Direkt nach der Geburt des Krümels zu erfahren, dass er vielleicht an einem seltenen Gendeffekt „leidet“ und unklar ist, wie sehr ihn das jetzt und in Zukunft noch beeinträchtigen wird, war ein Schock und die unbeschwerte Wochenbettzeit ziemlich überschattet von diesem Verdacht. Klar war nämlich relativ wenig. Die Hörtests waren in Ordnung, obwohl es beim rechten Ohr nicht auf Anhieb klappte und sonst sah auch erstmal alles gut aus. Welche Beeinträchtigungen aber im Laufe der Zeit noch auftauchen könnten oder auch nicht, konnte uns keiner sagen.

Jeder von uns hatte eine andere Strategie mit dieser Ungewissheit umzugehen und mein Mann und ich unterschieden uns dabei sehr.
Natürlich war auch er sehr besorgt, fuhr aber besser damit erstmal davon auszugehen, dass es nur ein Verdacht sei, der sich nicht bestätigen würde, dass der Krümel sich ganz normal entwickeln würde und einfach nur ein wenig markanter aussähe – wegen der Stellung seiner unteren Augenlider – als andere Kinder.
Ich konnte mit dieser Bewältigungsstrategie jedoch nichts anfangen. Gedanken machten wir uns beide gleich und wir beide googelten auch wie verrückt, aber ich glaube, mein Gedankenkarussell lief Amok. Mein Sorgentank war randvoll und ich war mir ziemlich sicher, dass die Trinkschwäche, die sich nach dem Krankenhaus relativ schnell rausstellte, nicht die einzige Beeinträchtigung sein würde. Ich bin generell ein Mensch, der in vielen Situationen zwar hofft, aber lieber vom worst case ausgeht um dann positiv überrascht zu werden.

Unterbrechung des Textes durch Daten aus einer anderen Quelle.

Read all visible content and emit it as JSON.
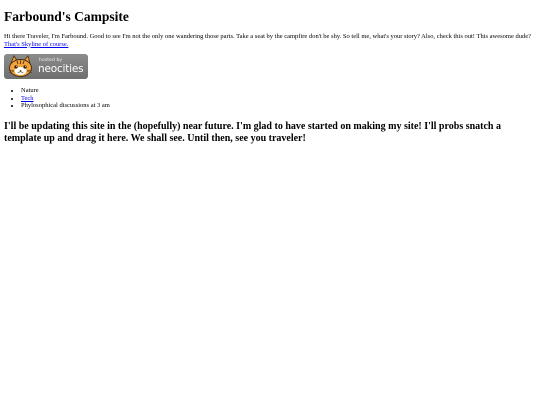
{
  "page": {
    "title": "Farbound's Campsite",
    "intro_text": "Hi there Traveler, I'm Farbound. Good to see I'm not the only one wandering those parts. Take a seat by the campfire don't be shy. So tell me, what's your story? Also, check this out! This awesome dude? ",
    "intro_link": "That's Skyline of course.",
    "badge": {
      "hosted_text": "hosted by",
      "brand_text": "neocities"
    },
    "links": [
      {
        "label": "Nature",
        "is_link": false
      },
      {
        "label": "Tech",
        "is_link": true
      },
      {
        "label": "Phylosophical discussions at 3 am",
        "is_link": false
      }
    ],
    "update_text": "I'll be updating this site in the (hopefully) near future. I'm glad to have started on making my site! I'll probs snatch a template up and drag it here. We shall see. Until then, see you traveler!"
  },
  "colors": {
    "link": "#0000ee",
    "badge_bg": "#7d7d7d",
    "cat_orange": "#f2a33a"
  },
  "icons": {
    "badge_mascot": "neocities-cat-icon"
  }
}
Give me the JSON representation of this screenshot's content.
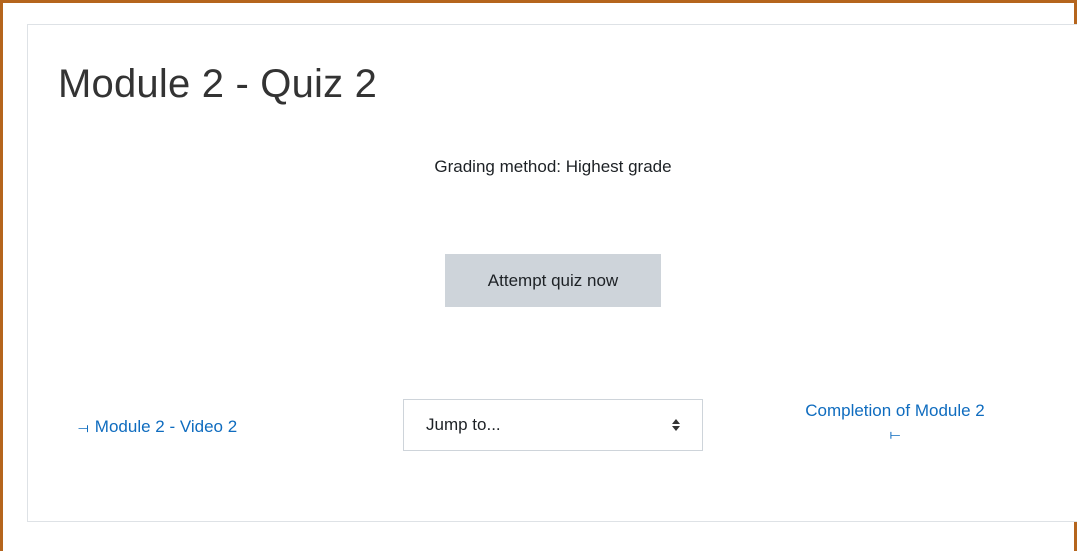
{
  "page": {
    "title": "Module 2 - Quiz 2"
  },
  "quiz": {
    "grading_method": "Grading method: Highest grade",
    "attempt_button_label": "Attempt quiz now"
  },
  "navigation": {
    "prev_arrow": "⟞",
    "prev_label": "Module 2 - Video 2",
    "jump_selected": "Jump to...",
    "next_label": "Completion of Module 2",
    "next_arrow": "⟝"
  },
  "colors": {
    "frame_border": "#b5651d",
    "link": "#0f6cbf",
    "button_bg": "#ced4da"
  }
}
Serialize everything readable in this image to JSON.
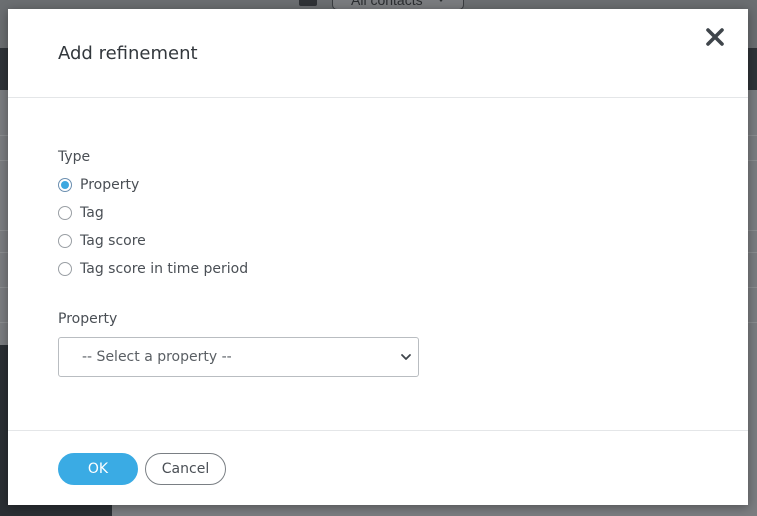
{
  "background": {
    "contacts_filter_label": "All contacts"
  },
  "modal": {
    "title": "Add refinement",
    "type_section": {
      "label": "Type",
      "options": [
        {
          "label": "Property",
          "checked": true
        },
        {
          "label": "Tag",
          "checked": false
        },
        {
          "label": "Tag score",
          "checked": false
        },
        {
          "label": "Tag score in time period",
          "checked": false
        }
      ]
    },
    "property_section": {
      "label": "Property",
      "selected": "-- Select a property --"
    },
    "footer": {
      "ok_label": "OK",
      "cancel_label": "Cancel"
    }
  },
  "colors": {
    "primary": "#3aabe4",
    "radio_checked": "#3da8e0"
  }
}
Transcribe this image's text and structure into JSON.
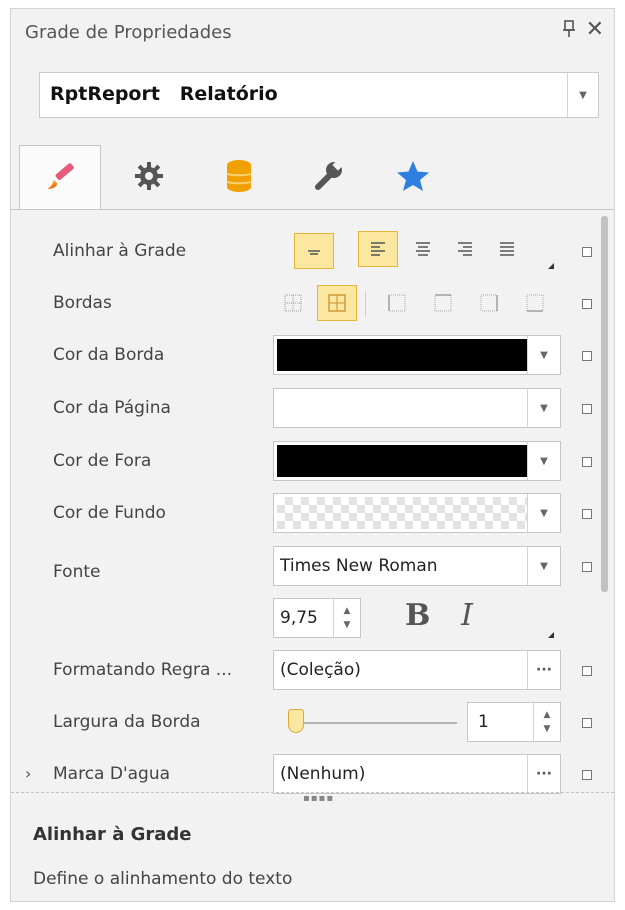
{
  "panel": {
    "title": "Grade de Propriedades",
    "pin_icon": "pin-icon",
    "close_icon": "close-icon"
  },
  "object_selector": {
    "value": "RptReport   Relatório"
  },
  "tabs": [
    {
      "icon": "brush-icon",
      "active": true
    },
    {
      "icon": "gear-icon",
      "active": false
    },
    {
      "icon": "database-icon",
      "active": false
    },
    {
      "icon": "wrench-icon",
      "active": false
    },
    {
      "icon": "star-icon",
      "active": false
    }
  ],
  "properties": {
    "align": {
      "label": "Alinhar à Grade"
    },
    "borders": {
      "label": "Bordas"
    },
    "border_color": {
      "label": "Cor da Borda",
      "color": "#000000"
    },
    "page_color": {
      "label": "Cor da Página",
      "color": "#ffffff"
    },
    "outer_color": {
      "label": "Cor de Fora",
      "color": "#000000"
    },
    "back_color": {
      "label": "Cor de Fundo",
      "color": "transparent"
    },
    "font": {
      "label": "Fonte",
      "value": "Times New Roman",
      "size": "9,75",
      "bold_glyph": "B",
      "italic_glyph": "I"
    },
    "format_rule": {
      "label": "Formatando Regra ...",
      "value": "(Coleção)",
      "button": "···"
    },
    "border_width": {
      "label": "Largura da Borda",
      "value": "1",
      "slider_fraction": 0.0
    },
    "watermark": {
      "label": "Marca D'agua",
      "value": "(Nenhum)",
      "button": "···"
    }
  },
  "description": {
    "title": "Alinhar à Grade",
    "text": "Define o alinhamento do texto"
  },
  "colors": {
    "accent_fill": "#fbe7a0",
    "accent_border": "#e2b73a"
  }
}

So suchte ich im Internet nicht nur nach Informationen über das Franceschetti-Syndrom, sondern auch bereits nach Spezialkliniken, die sich mit solchen „Krankheitsbildern“ auskennen – nur für den Fall, dass…

Was mich zu dieser Zeit fast wahnsinnig machte, waren die lieb gemeinten Beschwichtigungsversuche von Freunden, Bekannten und Verwandten. Oft versuchten sie uns nämlich zu beruhigen, indem sie sagten, dass der Krümel ja anscheinend Glück gehabt und nur eine leichte Form habe, dass es ja gar nicht so auffällig sei und sich bestimmt alles gut entwickeln würde. Ich nickte dann immer höflich, kam mir aber insgeheim in meiner Sorge um das kleine Menschlein nicht ernst genommen vor. Am liebsten hätte ich laut geschrien und gefragt, ob sie denn Tomaten auf den Augen hätten, wenn sie sagten, dass man es ja kaum sehen würde. Ich hatte dann immer das Gefühl relativieren zu müssen, denn das Aussehen war ja nicht das einzige „Problem“. Was sich darunter versteckte, seine Entwicklung blieb trotz durchaus positiver Anzeichen ungewiss. Und obwohl wir uns alle sorgten und ich es nicht war, fühlte ich mich manchmal ziemlich allein mit meiner großen Sorge um die Zukunft des Krümels.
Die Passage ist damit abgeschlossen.